L’analyse de l’étude a montré qu’à mesure que les protéines devenaient plus diverses et plus abondantes, les cellules ajoutaient encore plus de chaperons. En fait, la concentration de chaperons dans la cellule a été presque multipliée par six par rapport à toutes les autres protéines, et la majeure partie de cette augmentation s’est produite pendant l’émergence de formes de vie complexes.

Le docteur Mallik décrit l’évolution des chaperons en utilisant l’analogie de l’entretien d’une ville : « Quelle que soit l’ampleur de la croissance d’une ville, nous n’inventons pas de nouvelles méthodes pour fournir de l’eau, ramasser les ordures ou traiter les eaux usées – nous recrutons simplement plus de personnes et de machines pour faire le travail supplémentaire. De même, pour relever les défis croissants de l’entretien des protéines, les cellules végétales et animales ont augmenté la quantité de chaperons par rapport aux autres protéines. »

En parallèle, les cochaperons ont augmenté non seulement en nombre mais aussi en diversité : de quatre familles de cochaperons chez les bactéries à vingt chez certains mammifères.

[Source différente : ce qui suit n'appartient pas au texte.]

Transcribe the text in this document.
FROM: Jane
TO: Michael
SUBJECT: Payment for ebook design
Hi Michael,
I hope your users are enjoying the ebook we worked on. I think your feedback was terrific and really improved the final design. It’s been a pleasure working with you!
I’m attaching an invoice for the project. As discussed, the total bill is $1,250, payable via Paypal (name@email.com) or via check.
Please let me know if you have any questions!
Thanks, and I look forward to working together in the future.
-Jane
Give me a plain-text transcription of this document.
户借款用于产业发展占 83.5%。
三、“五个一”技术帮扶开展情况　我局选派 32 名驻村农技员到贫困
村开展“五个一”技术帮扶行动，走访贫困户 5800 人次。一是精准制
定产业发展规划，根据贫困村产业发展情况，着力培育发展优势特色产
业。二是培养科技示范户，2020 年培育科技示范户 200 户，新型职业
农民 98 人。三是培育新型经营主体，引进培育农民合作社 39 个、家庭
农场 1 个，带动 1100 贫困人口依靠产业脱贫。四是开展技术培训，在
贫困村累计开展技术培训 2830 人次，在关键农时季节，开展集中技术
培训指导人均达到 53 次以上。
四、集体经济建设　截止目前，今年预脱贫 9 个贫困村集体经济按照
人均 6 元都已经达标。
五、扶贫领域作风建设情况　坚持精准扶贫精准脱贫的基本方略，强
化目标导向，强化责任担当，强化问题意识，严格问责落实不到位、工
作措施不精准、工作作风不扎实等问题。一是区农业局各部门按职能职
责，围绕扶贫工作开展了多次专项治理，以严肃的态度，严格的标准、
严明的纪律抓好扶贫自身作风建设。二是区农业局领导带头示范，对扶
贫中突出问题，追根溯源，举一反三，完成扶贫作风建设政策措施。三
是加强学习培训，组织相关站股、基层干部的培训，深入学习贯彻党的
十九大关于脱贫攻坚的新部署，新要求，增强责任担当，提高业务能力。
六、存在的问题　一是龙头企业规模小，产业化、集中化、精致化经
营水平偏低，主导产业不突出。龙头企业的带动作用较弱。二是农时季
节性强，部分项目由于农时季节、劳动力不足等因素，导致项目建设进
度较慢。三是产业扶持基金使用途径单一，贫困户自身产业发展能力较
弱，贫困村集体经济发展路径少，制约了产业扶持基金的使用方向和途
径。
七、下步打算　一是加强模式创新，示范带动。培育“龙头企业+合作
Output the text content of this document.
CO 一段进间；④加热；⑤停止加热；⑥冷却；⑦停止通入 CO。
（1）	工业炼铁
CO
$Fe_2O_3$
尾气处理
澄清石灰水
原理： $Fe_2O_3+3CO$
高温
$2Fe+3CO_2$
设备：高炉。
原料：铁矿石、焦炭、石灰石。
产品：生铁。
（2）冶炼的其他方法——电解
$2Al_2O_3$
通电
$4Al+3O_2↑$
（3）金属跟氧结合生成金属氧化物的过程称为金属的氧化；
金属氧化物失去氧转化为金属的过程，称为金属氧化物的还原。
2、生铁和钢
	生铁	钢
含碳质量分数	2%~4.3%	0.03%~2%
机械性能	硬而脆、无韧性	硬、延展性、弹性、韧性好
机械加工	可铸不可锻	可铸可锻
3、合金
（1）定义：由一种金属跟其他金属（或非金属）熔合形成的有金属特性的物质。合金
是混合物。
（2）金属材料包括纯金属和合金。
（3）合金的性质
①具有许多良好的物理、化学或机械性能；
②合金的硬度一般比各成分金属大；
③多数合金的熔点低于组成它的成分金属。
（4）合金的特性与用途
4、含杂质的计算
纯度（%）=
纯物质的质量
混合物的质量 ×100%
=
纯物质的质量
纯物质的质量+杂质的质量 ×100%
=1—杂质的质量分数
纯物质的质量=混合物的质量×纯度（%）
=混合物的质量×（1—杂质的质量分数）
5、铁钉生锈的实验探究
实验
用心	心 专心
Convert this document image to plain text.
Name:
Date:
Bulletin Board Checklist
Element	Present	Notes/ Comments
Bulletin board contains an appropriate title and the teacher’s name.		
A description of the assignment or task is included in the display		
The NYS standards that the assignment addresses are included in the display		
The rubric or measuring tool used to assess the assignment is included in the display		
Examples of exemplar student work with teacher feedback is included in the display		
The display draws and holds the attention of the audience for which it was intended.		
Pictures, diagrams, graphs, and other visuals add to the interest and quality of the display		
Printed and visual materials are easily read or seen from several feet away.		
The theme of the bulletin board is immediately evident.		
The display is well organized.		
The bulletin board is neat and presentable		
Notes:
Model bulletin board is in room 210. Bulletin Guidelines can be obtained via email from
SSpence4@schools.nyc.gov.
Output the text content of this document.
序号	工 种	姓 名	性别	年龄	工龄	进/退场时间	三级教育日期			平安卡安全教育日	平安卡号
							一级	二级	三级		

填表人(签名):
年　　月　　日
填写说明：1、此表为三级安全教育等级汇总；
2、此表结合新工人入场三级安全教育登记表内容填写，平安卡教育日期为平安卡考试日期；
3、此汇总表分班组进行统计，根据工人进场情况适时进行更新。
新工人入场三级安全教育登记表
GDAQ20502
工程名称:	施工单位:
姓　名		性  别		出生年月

« Avec l’augmentation de la concentration de chaperons et l’émergence d’une main-d’œuvre de cochaperons, la vie a résolu le problème du  « contrôle de  qualité des protéines » » conclut le docteur Mallik.

La science en chiffres

Au cours de l’évolution, la taille moyenne des cellules a été multipliée par 100 environ, le nombre de types de cellules a été multiplié par 200 environ et la taille moyenne des plus grands organismes sur Terre a été multipliée par 5 000 environ, des éponges les plus simples aux baleines bleues.